Erzbischof Vanags wurde auch vorgeworfen, eine zu enge Annäherung an die römisch-katholische Kirche zu betreiben. Der Dekan der Theologischen Fakultät der Universität Lettlands, Pfarrer Ralf Kokins, beklagte, dass «unsere Kirche praktisch keine Gemeinschaft mit dem größten Teil der evangelisch-lutherischen Kirchen Europas und in der Welt mehr hat», aber sehr wohl enge Kontakte mit Rom pflege. Zahlreiche lettische Pfarrer legten auch Protest ein, als Erzbischof Vanags die Weihe des neuen katholischen Erzbischofs Lett- lands, Zbigņevs Stankevičs, im August 2010 im lutherischen Dom zu Riga genehmigte (s. G2W 10/2010, S. 5).

Vanags steht bereits seit seiner Wahl zum Erzbischof 1993 wegen seiner konservativen Linie in der Kritik. Besonders die Rücknahme der Frauenordination sorgte in Dänemark, Schweden, aber auch teilweise in Deutschland für Befremden und Kritik; nicht zuletzt, weil auf diese Weise Frauen aus ihren Ämtern gedrängt wurden, die während der schweren Sowjetzeit in der Kirche aktiv gewesen waren.

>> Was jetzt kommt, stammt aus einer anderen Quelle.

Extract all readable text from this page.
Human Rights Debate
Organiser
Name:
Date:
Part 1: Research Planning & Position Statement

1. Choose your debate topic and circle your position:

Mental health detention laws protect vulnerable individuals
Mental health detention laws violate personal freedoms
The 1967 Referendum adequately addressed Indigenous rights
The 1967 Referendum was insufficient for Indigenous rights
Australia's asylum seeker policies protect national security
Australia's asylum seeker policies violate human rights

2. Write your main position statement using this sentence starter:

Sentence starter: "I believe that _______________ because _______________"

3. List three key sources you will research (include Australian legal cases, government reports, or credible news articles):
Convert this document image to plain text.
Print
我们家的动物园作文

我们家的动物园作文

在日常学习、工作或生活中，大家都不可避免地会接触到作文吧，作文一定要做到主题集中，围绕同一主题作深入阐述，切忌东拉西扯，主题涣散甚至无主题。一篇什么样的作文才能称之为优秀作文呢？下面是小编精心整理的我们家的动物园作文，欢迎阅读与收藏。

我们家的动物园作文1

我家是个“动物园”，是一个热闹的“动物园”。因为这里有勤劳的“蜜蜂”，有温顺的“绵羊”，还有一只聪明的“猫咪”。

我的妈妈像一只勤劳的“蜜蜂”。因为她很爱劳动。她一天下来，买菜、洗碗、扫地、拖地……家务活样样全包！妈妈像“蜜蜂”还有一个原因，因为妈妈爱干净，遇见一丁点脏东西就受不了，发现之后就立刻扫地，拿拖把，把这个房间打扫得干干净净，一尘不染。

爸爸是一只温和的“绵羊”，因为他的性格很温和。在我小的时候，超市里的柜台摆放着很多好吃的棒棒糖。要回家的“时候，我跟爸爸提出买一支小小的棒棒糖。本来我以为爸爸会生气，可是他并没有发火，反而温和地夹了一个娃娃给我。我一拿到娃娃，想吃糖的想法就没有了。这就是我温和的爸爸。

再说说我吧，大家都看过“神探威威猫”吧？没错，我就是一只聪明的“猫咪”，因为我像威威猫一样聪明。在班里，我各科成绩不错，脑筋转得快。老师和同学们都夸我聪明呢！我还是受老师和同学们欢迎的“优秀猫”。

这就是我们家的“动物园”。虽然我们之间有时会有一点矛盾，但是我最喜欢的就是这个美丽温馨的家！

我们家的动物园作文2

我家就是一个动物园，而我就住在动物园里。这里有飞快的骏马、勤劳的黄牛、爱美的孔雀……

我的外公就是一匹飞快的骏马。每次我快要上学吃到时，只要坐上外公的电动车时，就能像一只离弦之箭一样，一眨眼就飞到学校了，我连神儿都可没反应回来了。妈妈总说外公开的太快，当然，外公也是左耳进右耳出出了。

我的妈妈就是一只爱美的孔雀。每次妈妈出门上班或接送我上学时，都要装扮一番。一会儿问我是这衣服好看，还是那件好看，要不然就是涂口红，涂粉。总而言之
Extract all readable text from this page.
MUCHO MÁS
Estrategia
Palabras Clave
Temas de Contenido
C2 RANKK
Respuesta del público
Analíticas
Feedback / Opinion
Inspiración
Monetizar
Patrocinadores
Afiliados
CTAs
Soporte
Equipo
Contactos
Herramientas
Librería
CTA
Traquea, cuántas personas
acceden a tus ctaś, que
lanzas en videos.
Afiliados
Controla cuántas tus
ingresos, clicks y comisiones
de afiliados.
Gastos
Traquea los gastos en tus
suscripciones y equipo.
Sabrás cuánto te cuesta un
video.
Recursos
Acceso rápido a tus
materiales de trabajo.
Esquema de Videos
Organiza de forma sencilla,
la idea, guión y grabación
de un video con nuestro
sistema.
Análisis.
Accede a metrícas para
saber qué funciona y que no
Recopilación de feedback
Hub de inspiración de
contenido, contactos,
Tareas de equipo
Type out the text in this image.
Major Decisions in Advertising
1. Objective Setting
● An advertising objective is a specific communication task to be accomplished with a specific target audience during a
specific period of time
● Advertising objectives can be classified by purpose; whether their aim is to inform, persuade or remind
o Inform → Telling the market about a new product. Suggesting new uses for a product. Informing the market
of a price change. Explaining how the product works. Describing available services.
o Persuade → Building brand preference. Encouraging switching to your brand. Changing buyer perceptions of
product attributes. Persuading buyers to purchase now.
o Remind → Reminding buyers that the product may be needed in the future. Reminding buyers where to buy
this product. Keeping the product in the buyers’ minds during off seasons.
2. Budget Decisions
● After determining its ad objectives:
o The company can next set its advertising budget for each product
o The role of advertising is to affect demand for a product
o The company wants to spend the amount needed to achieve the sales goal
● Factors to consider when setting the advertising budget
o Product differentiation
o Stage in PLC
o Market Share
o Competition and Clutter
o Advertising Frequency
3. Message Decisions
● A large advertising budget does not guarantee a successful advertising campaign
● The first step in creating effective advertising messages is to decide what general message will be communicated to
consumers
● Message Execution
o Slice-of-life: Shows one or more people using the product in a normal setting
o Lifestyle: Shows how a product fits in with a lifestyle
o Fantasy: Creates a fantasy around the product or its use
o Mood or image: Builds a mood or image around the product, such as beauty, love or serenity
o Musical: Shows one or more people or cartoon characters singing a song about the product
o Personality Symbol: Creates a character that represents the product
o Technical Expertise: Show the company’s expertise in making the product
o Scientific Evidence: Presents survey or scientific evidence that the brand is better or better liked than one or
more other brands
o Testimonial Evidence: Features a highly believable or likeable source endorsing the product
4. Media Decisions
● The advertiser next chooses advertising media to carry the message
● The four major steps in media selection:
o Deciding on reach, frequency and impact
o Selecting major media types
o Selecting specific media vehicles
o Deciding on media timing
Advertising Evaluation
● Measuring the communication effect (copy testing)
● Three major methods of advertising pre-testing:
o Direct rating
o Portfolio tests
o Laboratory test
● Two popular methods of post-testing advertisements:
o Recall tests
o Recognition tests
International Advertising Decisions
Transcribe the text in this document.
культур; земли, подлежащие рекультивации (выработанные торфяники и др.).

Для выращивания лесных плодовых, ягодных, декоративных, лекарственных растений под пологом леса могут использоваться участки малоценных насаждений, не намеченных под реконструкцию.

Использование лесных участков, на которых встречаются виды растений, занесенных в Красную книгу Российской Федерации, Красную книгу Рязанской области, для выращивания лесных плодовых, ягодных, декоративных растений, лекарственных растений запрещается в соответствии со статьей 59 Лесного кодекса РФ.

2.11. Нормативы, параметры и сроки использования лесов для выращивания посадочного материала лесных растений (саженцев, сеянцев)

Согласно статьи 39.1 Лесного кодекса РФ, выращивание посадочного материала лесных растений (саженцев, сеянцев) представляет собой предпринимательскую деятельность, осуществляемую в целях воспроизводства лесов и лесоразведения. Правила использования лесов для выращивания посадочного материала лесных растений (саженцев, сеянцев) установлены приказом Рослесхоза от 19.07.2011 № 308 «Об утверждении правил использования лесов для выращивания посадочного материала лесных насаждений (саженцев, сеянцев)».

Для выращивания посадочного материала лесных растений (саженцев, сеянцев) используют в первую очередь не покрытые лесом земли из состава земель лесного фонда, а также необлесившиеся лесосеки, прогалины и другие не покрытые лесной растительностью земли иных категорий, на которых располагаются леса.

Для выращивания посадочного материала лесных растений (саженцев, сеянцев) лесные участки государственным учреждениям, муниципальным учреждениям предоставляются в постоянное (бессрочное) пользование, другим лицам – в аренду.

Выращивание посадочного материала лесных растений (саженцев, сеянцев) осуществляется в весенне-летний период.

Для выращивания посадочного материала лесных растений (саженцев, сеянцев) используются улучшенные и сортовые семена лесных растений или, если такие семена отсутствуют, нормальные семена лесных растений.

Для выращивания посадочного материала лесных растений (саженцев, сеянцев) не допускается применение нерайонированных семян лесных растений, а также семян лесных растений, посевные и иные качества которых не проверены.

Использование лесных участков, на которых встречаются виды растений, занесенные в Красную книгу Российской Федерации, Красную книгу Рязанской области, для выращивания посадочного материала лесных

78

Vanags begründete diesen Schritt hingegen damit, dass die Frauenordination nicht im Einklang mit der Bibel und den lutherischen Bekenntnisschriften stehe. Erzbischof Vanags betrieb in der Folgezeit auch eine Annäherung an die US-amerikanische Lutherische Kirche – Missouri-Synode oder die Selbständige Evangelisch-Lutherische Kirche (SELK) in Deutschland, die ebenfalls beide die Frauenordination als «unbiblisch» ablehnen.

Svētdienas Rīts Nr. 14, 6. November (Übersetzung: Johannes Baumann); KNA-ÖKI, 22. November; www.selk.de, Dezember 2010 – S.K.